A cylindrical joint is a two degree-of-freedom kinematic pair used in mechanisms. Cylindrical joints provide one translation and one rotation function. They are commonly used in many places, such as shock absorber tubes and rods and hydraulic cylinder/rod pairs.

  1. If the Joints panel is not currently displayed, select the desired joint by clicking on it in the Project Browser or in the modeling window.
    The Joints panel is automatically displayed.
  2. From the Connectivity tab, click Body 1 and pick a body from the modeling window, or double-click Body 1 to open the Model Tree (from which the desired body can be selected).
    Note: If the selected joint is a pair entity, first distinguish between the Left and Right tabs in the panel, and then edit the properties. When defining a pair joint, use pair entities for Body, Origin, etc.
  3. Similarly, click Body 2 and select the desired body from the modeling window (or use the Model Tree).

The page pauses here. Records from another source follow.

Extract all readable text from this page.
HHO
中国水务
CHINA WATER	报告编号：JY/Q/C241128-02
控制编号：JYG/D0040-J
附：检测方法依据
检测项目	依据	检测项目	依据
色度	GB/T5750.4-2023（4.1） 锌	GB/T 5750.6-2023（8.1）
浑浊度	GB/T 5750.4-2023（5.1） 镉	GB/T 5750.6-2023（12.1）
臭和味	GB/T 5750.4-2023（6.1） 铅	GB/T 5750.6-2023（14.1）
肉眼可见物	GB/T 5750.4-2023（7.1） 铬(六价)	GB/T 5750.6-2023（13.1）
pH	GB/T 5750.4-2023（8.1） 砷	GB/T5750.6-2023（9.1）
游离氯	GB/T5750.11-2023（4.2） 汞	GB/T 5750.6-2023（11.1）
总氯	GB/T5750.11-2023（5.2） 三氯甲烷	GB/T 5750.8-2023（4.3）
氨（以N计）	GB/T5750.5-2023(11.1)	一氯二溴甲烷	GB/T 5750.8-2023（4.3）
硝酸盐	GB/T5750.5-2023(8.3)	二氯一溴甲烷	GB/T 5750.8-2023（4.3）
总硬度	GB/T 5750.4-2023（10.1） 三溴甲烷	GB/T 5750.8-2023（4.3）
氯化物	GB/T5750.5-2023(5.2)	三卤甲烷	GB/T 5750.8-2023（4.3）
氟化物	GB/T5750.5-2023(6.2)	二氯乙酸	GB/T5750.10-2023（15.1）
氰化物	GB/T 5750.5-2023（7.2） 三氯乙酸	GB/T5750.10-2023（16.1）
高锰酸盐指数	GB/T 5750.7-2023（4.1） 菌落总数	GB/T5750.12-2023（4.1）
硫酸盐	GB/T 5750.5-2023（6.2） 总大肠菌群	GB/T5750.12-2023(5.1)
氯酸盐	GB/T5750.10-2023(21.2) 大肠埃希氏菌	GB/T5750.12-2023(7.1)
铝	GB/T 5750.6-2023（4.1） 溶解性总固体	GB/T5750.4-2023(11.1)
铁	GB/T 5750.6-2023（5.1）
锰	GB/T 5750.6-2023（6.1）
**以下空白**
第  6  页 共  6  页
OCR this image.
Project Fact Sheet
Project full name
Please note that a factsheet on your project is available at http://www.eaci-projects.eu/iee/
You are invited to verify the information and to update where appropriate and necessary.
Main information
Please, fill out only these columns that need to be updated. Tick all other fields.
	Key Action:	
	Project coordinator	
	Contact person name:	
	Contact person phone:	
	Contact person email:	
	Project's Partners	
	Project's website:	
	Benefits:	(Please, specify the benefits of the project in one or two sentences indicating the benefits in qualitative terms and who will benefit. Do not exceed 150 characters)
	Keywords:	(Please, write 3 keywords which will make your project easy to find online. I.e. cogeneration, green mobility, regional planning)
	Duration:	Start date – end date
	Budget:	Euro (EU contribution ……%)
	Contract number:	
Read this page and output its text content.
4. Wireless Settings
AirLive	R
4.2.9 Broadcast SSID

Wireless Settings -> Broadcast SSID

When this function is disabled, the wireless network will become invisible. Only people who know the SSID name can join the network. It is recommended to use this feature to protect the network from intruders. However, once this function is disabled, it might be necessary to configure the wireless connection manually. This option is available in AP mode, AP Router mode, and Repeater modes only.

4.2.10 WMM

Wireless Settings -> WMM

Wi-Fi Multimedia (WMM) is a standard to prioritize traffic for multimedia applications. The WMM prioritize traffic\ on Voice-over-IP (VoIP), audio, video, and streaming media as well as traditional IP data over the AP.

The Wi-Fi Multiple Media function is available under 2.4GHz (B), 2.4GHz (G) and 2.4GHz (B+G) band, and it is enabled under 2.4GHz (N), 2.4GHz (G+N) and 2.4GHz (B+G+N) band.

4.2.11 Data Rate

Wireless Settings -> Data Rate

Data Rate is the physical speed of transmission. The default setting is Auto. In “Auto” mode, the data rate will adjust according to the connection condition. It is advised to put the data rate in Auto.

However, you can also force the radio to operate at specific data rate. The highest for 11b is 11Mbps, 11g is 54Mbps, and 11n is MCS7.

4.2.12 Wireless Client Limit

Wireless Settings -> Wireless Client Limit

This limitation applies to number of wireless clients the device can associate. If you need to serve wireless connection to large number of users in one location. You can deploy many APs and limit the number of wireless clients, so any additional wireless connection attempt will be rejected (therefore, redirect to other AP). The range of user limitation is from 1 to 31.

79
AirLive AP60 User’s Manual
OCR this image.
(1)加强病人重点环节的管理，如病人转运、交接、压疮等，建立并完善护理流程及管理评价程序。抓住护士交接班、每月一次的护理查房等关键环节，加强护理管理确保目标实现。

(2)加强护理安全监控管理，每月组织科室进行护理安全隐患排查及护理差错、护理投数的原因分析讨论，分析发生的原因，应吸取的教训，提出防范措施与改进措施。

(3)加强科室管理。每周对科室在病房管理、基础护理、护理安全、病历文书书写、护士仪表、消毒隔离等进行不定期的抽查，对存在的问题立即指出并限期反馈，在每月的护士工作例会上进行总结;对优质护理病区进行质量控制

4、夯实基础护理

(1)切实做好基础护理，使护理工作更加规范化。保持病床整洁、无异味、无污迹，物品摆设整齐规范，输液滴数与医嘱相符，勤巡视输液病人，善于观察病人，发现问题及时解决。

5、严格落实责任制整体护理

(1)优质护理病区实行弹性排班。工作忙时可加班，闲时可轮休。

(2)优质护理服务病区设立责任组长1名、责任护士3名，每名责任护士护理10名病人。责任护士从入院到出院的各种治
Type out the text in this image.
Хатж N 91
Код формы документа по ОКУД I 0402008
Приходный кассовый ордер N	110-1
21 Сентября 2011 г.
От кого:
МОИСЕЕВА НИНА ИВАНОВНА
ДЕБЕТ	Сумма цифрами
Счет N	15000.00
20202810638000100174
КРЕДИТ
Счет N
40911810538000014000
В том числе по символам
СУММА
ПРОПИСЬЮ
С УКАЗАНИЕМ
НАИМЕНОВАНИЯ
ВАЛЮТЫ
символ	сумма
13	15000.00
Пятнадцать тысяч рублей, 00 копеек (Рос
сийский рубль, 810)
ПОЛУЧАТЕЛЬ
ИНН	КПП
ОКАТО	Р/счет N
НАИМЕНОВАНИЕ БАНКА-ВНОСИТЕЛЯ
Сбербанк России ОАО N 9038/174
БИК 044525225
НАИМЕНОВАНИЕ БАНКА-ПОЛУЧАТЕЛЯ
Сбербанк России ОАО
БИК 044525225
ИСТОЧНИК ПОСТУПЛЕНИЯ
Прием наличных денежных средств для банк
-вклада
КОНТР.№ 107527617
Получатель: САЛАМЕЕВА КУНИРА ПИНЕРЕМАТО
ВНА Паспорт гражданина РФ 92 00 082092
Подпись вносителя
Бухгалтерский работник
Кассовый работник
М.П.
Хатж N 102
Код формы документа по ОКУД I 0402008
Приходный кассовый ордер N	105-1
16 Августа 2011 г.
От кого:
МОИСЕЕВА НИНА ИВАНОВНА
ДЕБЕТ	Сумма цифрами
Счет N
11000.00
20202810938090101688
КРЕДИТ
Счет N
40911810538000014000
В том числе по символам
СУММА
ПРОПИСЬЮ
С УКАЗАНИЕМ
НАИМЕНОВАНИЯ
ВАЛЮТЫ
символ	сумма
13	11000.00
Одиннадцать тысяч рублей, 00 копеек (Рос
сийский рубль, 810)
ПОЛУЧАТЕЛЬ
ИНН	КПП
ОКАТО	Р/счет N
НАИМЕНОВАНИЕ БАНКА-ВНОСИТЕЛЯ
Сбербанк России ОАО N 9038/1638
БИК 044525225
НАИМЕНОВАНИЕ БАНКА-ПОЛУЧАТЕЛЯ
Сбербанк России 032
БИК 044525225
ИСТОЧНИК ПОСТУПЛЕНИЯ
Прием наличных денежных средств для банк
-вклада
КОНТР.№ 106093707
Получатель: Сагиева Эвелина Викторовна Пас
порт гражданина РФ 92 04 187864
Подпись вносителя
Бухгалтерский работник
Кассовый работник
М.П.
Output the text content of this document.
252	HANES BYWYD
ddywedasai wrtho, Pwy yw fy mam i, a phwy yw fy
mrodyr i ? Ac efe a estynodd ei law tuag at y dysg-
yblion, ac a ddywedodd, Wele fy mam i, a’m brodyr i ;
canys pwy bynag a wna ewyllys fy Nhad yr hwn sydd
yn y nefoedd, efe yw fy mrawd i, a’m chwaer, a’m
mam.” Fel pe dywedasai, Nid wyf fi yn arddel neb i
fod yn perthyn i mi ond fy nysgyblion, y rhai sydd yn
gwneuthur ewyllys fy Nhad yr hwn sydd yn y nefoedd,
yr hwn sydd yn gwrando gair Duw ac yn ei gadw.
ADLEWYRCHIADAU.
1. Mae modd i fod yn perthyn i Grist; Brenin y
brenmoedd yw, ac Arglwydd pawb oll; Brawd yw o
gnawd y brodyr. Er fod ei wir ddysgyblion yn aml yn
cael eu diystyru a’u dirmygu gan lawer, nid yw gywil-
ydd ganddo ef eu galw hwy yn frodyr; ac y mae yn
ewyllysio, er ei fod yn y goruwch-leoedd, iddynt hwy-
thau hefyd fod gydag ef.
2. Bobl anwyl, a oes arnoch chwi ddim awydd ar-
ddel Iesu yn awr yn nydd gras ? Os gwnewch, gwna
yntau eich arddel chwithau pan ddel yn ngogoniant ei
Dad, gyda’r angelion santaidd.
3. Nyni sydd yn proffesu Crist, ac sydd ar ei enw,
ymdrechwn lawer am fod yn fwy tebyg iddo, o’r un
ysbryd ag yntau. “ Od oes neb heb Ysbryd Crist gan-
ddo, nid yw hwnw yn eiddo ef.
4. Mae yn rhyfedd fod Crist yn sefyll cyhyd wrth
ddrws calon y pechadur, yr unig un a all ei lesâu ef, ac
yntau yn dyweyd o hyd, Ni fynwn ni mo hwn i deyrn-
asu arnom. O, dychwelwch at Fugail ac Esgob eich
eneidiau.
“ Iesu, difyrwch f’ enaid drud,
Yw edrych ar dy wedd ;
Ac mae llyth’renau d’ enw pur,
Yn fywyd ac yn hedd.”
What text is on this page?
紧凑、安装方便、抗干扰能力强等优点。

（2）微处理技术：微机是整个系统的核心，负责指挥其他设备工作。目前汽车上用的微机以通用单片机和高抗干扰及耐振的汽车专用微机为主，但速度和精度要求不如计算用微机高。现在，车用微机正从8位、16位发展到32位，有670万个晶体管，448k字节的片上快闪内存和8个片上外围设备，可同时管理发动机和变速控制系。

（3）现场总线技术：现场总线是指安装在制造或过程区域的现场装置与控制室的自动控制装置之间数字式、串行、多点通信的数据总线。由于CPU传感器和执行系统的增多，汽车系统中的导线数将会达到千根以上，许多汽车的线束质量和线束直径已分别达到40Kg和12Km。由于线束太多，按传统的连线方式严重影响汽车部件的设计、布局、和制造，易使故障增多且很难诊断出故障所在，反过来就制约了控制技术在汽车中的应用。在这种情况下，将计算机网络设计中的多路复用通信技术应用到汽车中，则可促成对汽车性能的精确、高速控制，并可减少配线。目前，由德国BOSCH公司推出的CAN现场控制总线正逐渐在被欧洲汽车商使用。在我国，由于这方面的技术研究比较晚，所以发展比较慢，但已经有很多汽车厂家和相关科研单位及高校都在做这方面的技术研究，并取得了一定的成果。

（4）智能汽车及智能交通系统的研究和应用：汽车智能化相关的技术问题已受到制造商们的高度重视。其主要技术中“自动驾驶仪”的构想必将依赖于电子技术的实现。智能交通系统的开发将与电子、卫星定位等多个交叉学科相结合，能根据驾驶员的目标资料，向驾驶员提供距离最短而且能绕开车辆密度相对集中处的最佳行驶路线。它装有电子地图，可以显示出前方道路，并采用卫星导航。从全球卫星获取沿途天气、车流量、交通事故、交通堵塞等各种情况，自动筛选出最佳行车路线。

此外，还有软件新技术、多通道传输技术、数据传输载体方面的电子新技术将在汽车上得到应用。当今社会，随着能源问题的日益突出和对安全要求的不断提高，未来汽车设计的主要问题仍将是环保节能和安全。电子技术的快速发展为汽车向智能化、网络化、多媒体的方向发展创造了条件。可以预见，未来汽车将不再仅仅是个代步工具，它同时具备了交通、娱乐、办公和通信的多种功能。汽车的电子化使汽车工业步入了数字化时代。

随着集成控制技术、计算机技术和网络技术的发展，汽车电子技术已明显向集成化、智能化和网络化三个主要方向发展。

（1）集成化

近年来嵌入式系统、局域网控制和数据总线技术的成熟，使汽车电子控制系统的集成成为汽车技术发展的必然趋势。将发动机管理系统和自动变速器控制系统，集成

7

  4. Click the Point collector (under Origin) and select a point from the modeling window, or double click the Point collector to open the Model Tree (from which the desired point can be selected).
  5. Specify the alignment axis for the joint.
    • Point - Select a point that lies along the desired alignment axis in the modeling window or double-click Point and choose a point from the Model Tree.
    • Vector - If the alignment axis for the joint is along any of the global axes, then the global x, y,or z axis can be selected by clicking on the desired axis in the modeling window (or by double-clicking Vector and browsing through the Model Tree).
  6. Define initial conditions.
    1. Click the Initial Conditions tab on the panel.
    2. Activate the Translation and/or Rotation check boxes.
    3. Enter values for displacement and velocity.
  7. Specify the frictional properties for the joint.
    1. Activate the Use Friction check box from the Friction Properties tab.
      The Friction Properties tab displays.
    2. Specify the friction coefficients, effect options, and geometrical parameters.
      • The Stiction Transition Velocity determines the velocity at which the friction regime transitions from stiction to dynamic friction.
      • Force Preload: Specify the preload force in the joint (*if a preload effect is activated).
      • Pin Radius: Specify the pin radius for a revolute, cylindrical, or universal joint.
      • Torque Preload: Specify the preload torque in the joint (*if a preload effect is activated).
      • Initial Overlap: Specify the initial overlap of the sliding bodies connected by the joint.
      • Overlap Delta: Specify the overlap of the joint, as the connecting bodies slide.
    1. Click the LuGre Parameters tab and input desired values.
      MotionSolve uses the LuGre (Lundt-Grenoble) model for friction. Refer to the MotionSolve Force_JointFriction modeling statement for additional details.
      • Bristle stiffness: Specify the bristle stiffness in the LuGre model. This models the stiffness resisting micro-deformation in the friction element.
      • Damping Coefficient: Specify the damping coefficient for the pre-displacement (or stiction) regime. This damps out bristle vibrations in the pre-displacement regime.
      • Viscous Coefficient: Specify the coefficient for the viscous damping force that occurs when relative sliding actually begins. This is responsible for the increase in friction force with the increase in the slip velocity.
If editing a compliant joint, see Edit Compliant Joints or Bushings. To edit user-defined properties, see Edit User-Defined Joints.